Reading Paine from the Left - e12e
https://www.jacobinmag.com/2015/03/thomas-paine-american-revolution-common-sense/
======
e12e
There's been a few discussions on hn regarding universal basic income, and I
found the points related in the last third of this article quite interesting,
and would like to hear how the hn community responds:

> This is a universal capital grant, not a basic income. Paine wants to make
> everyone the owner of productive property.

> (...) The ground-rent he proposes would take the form of a 10 percent
> inheritance tax on all estates. The value of these inheritances, he
> realizes, includes “what is called personal, as well as . . . landed
> property,” and there is no clear way of parsing out the two.

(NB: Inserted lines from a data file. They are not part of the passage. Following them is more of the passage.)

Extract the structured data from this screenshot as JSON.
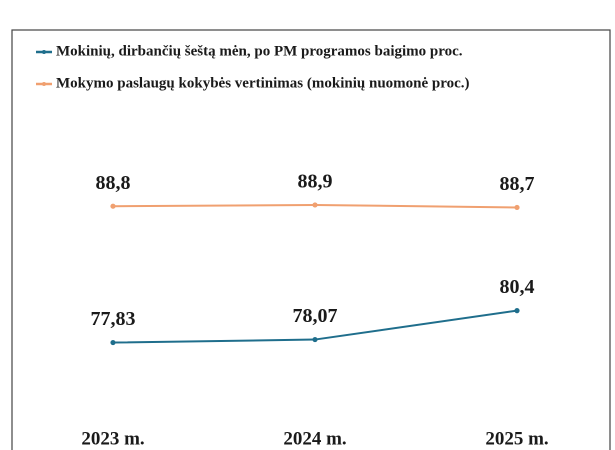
{
  "chart_data": {
    "type": "line",
    "categories": [
      "2023 m.",
      "2024 m.",
      "2025 m."
    ],
    "series": [
      {
        "name": "Mokinių, dirbančių šeštą mėn, po PM programos baigimo proc.",
        "color": "#1f6e8c",
        "values": [
          77.83,
          78.07,
          80.4
        ],
        "value_labels": [
          "77,83",
          "78,07",
          "80,4"
        ]
      },
      {
        "name": "Mokymo paslaugų kokybės vertinimas (mokinių nuomonė proc.)",
        "color": "#f0a070",
        "values": [
          88.8,
          88.9,
          88.7
        ],
        "value_labels": [
          "88,8",
          "88,9",
          "88,7"
        ]
      }
    ],
    "ylim": [
      72,
      93
    ]
  }
}
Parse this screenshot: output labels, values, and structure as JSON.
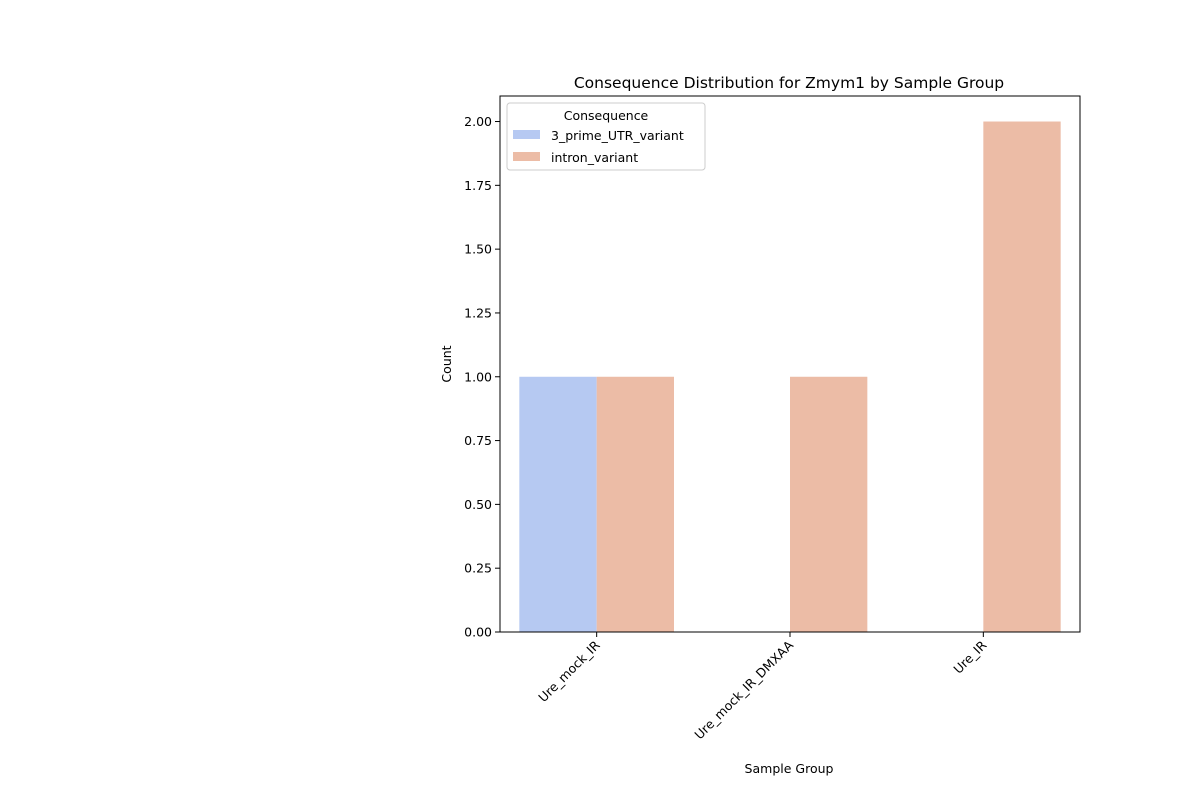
{
  "chart_data": {
    "type": "bar",
    "title": "Consequence Distribution for Zmym1 by Sample Group",
    "xlabel": "Sample Group",
    "ylabel": "Count",
    "categories": [
      "Ure_mock_IR",
      "Ure_mock_IR_DMXAA",
      "Ure_IR"
    ],
    "series": [
      {
        "name": "3_prime_UTR_variant",
        "color": "#b6c9f2",
        "values": [
          1,
          null,
          null
        ]
      },
      {
        "name": "intron_variant",
        "color": "#ecbca6",
        "values": [
          1,
          1,
          2
        ]
      }
    ],
    "ylim": [
      0,
      2.1
    ],
    "yticks": [
      0.0,
      0.25,
      0.5,
      0.75,
      1.0,
      1.25,
      1.5,
      1.75,
      2.0
    ],
    "ytick_labels": [
      "0.00",
      "0.25",
      "0.50",
      "0.75",
      "1.00",
      "1.25",
      "1.50",
      "1.75",
      "2.00"
    ],
    "legend": {
      "title": "Consequence",
      "placement": "top-left"
    },
    "grid": false
  }
}
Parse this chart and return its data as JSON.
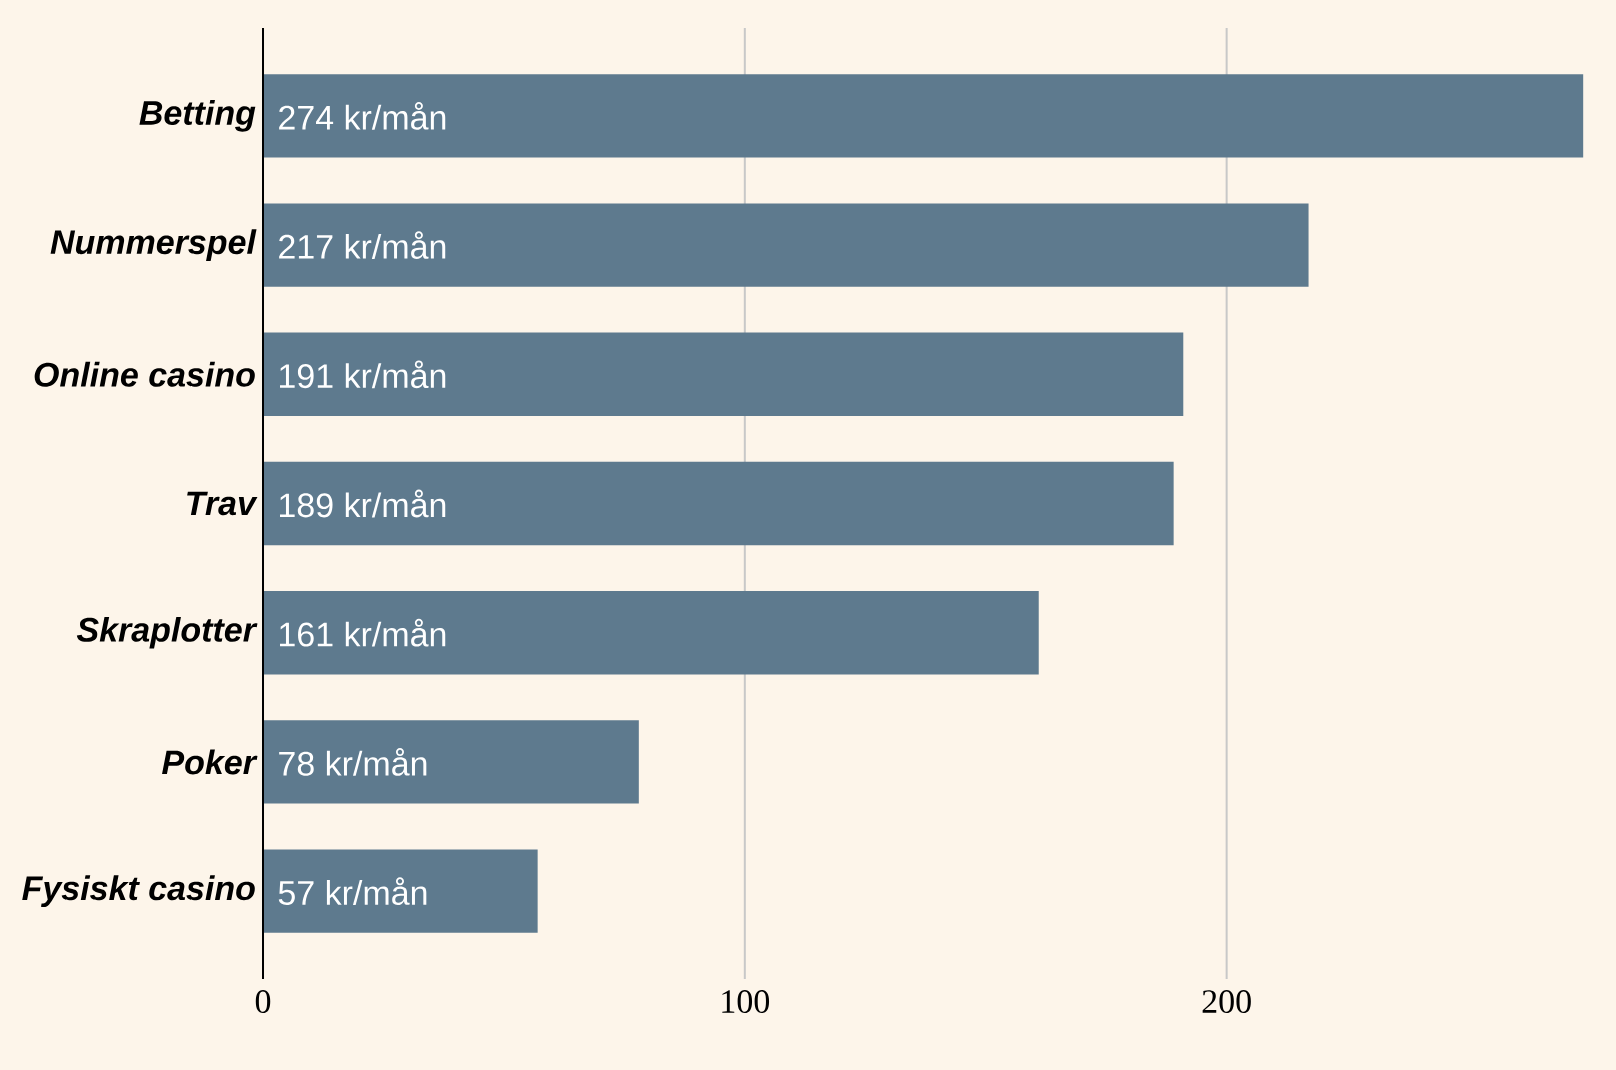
{
  "chart_data": {
    "type": "bar",
    "orientation": "horizontal",
    "categories": [
      "Betting",
      "Nummerspel",
      "Online casino",
      "Trav",
      "Skraplotter",
      "Poker",
      "Fysiskt casino"
    ],
    "values": [
      274,
      217,
      191,
      189,
      161,
      78,
      57
    ],
    "value_labels": [
      "274 kr/mån",
      "217 kr/mån",
      "191 kr/mån",
      "189 kr/mån",
      "161 kr/mån",
      "78 kr/mån",
      "57 kr/mån"
    ],
    "color": "#5e7a8e",
    "xlim": [
      0,
      275
    ],
    "xticks": [
      0,
      100,
      200
    ],
    "grid": "x"
  }
}
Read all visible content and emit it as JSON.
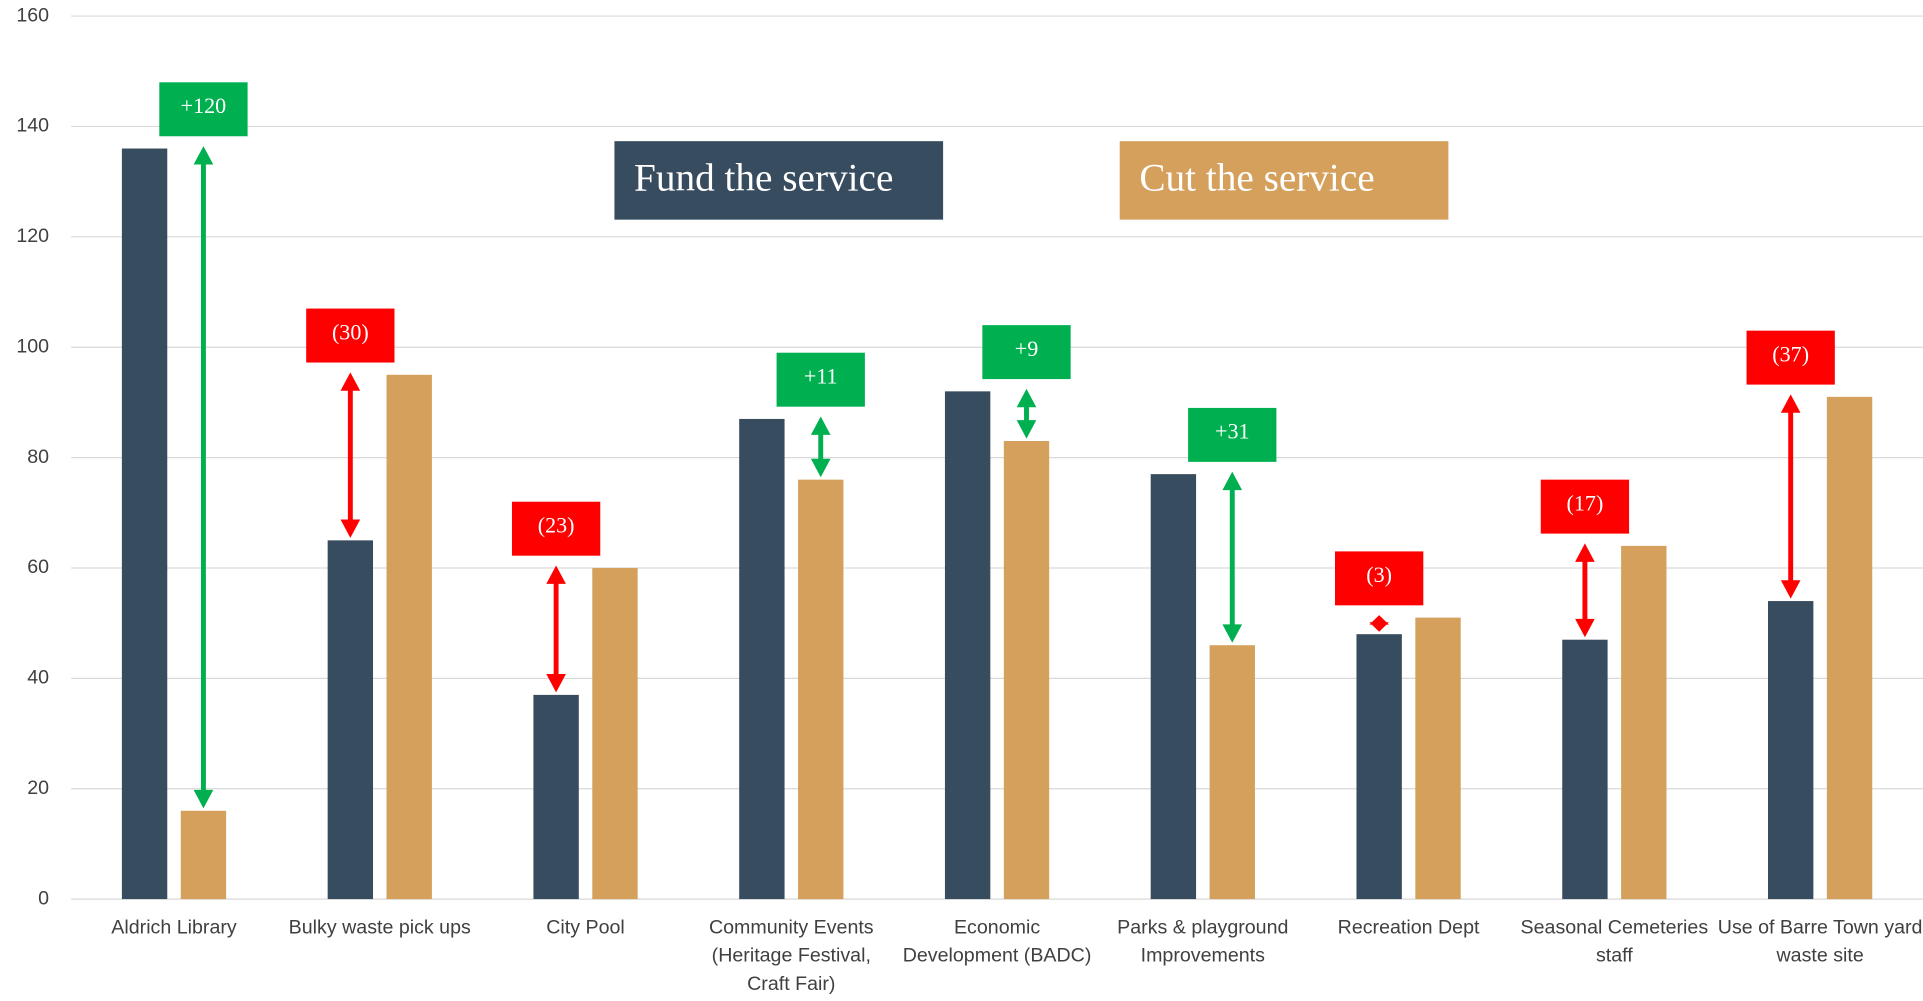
{
  "chart_data": {
    "type": "bar",
    "categories": [
      "Aldrich Library",
      "Bulky waste pick ups",
      "City Pool",
      "Community Events (Heritage Festival, Craft Fair)",
      "Economic Development (BADC)",
      "Parks & playground Improvements",
      "Recreation Dept",
      "Seasonal Cemeteries staff",
      "Use of Barre Town yard waste site"
    ],
    "series": [
      {
        "name": "Fund the service",
        "color": "#384c60",
        "values": [
          136,
          65,
          37,
          87,
          92,
          77,
          48,
          47,
          54
        ]
      },
      {
        "name": "Cut the service",
        "color": "#d4a05c",
        "values": [
          16,
          95,
          60,
          76,
          83,
          46,
          51,
          64,
          91
        ]
      }
    ],
    "differences": {
      "values": [
        120,
        -30,
        -23,
        11,
        9,
        31,
        -3,
        -17,
        -37
      ],
      "value_labels": [
        "+120",
        "(30)",
        "(23)",
        "+11",
        "+9",
        "+31",
        "(3)",
        "(17)",
        "(37)"
      ],
      "positive_color": "#00b050",
      "negative_color": "#ff0000"
    },
    "ylim": [
      0,
      160
    ],
    "yticks": [
      0,
      20,
      40,
      60,
      80,
      100,
      120,
      140,
      160
    ],
    "grid": true
  }
}
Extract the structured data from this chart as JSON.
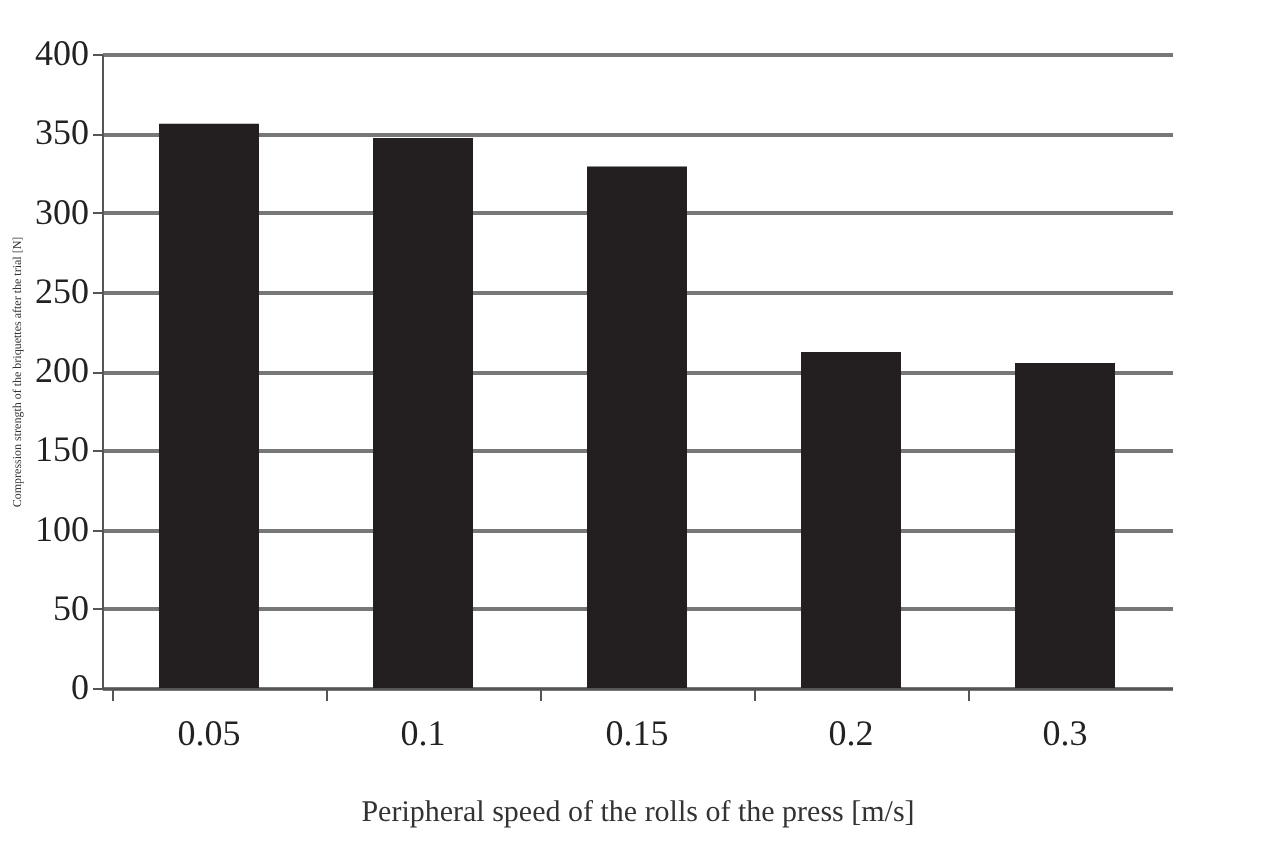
{
  "chart_data": {
    "type": "bar",
    "categories": [
      "0.05",
      "0.1",
      "0.15",
      "0.2",
      "0.3"
    ],
    "values": [
      356,
      347,
      329,
      212,
      205
    ],
    "color": "#231f20",
    "xlabel": "Peripheral speed of the rolls of the press [m/s]",
    "ylabel": "Compression strength of the briquettes after the trial [N]",
    "ylim": [
      0,
      400
    ],
    "yticks": [
      0,
      50,
      100,
      150,
      200,
      250,
      300,
      350,
      400
    ],
    "grid": "y"
  }
}
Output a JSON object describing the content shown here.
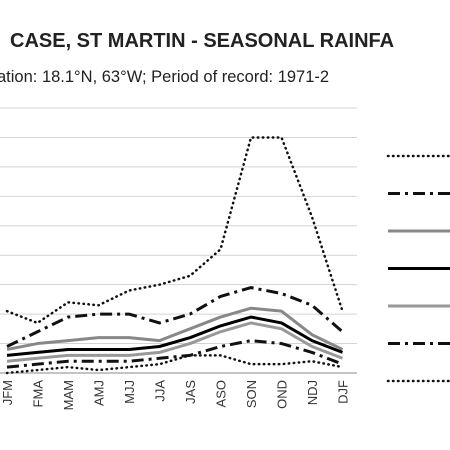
{
  "chart_data": {
    "type": "line",
    "title": "CASE, ST MARTIN - SEASONAL RAINFA",
    "subtitle": "ation: 18.1°N, 63°W; Period of record: 1971-2",
    "categories": [
      "JFM",
      "FMA",
      "MAM",
      "AMJ",
      "MJJ",
      "JJA",
      "JAS",
      "ASO",
      "SON",
      "OND",
      "NDJ",
      "DJF"
    ],
    "ylim": [
      0,
      9
    ],
    "grid": true,
    "legend_position": "right",
    "series": [
      {
        "values": [
          2.1,
          1.7,
          2.4,
          2.3,
          2.8,
          3.0,
          3.3,
          4.2,
          8.0,
          8.0,
          5.3,
          2.1
        ],
        "color": "#111111",
        "style": "dotted",
        "width": 2.5
      },
      {
        "values": [
          0.9,
          1.4,
          1.9,
          2.0,
          2.0,
          1.7,
          2.0,
          2.6,
          2.9,
          2.7,
          2.3,
          1.4
        ],
        "color": "#111111",
        "style": "dashdot",
        "width": 3
      },
      {
        "values": [
          0.8,
          1.0,
          1.1,
          1.2,
          1.2,
          1.1,
          1.5,
          1.9,
          2.2,
          2.1,
          1.3,
          0.8
        ],
        "color": "#888888",
        "style": "solid",
        "width": 3
      },
      {
        "values": [
          0.6,
          0.7,
          0.8,
          0.8,
          0.8,
          0.9,
          1.2,
          1.6,
          1.9,
          1.7,
          1.1,
          0.7
        ],
        "color": "#000000",
        "style": "solid",
        "width": 3
      },
      {
        "values": [
          0.4,
          0.5,
          0.6,
          0.6,
          0.6,
          0.7,
          1.0,
          1.4,
          1.7,
          1.5,
          0.9,
          0.5
        ],
        "color": "#999999",
        "style": "solid",
        "width": 3
      },
      {
        "values": [
          0.2,
          0.3,
          0.4,
          0.4,
          0.4,
          0.5,
          0.6,
          0.9,
          1.1,
          1.0,
          0.7,
          0.3
        ],
        "color": "#111111",
        "style": "dashdot",
        "width": 3
      },
      {
        "values": [
          0.0,
          0.1,
          0.2,
          0.1,
          0.2,
          0.3,
          0.6,
          0.6,
          0.3,
          0.3,
          0.4,
          0.2
        ],
        "color": "#111111",
        "style": "dotted",
        "width": 2.5
      }
    ]
  }
}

> Personal property is the effect of society; and it is as impossible for an
> individual to acquire personal property without the aid of society, as it is
> for him to make land originally. Separate an individual from society, and
> give him an island or a continent to possess, and he cannot acquire personal
> property. He cannot be rich. So inseparably are the means connected with the
> end, in all cases, that where the former do not exist the latter cannot be
> obtained. All accumulation, therefore, of personal property, beyond what a
> man’s own hands produce, is derived to him by living in society; and he owes
> on every principle of justice, of gratitude, and of civilization, a part of
> that accumulation back again to society from whence the whole came.

> “if we examine the case minutely it will be found that the accumulation of
> personal property is, in many instances, the effect of paying too little for
> the labour that produced it; the consequence of which is, that the working
> hand perishes in old age, and the employer abounds in affluence.” Here Paine
> sees property to be the result of the exploitation of labor by capital.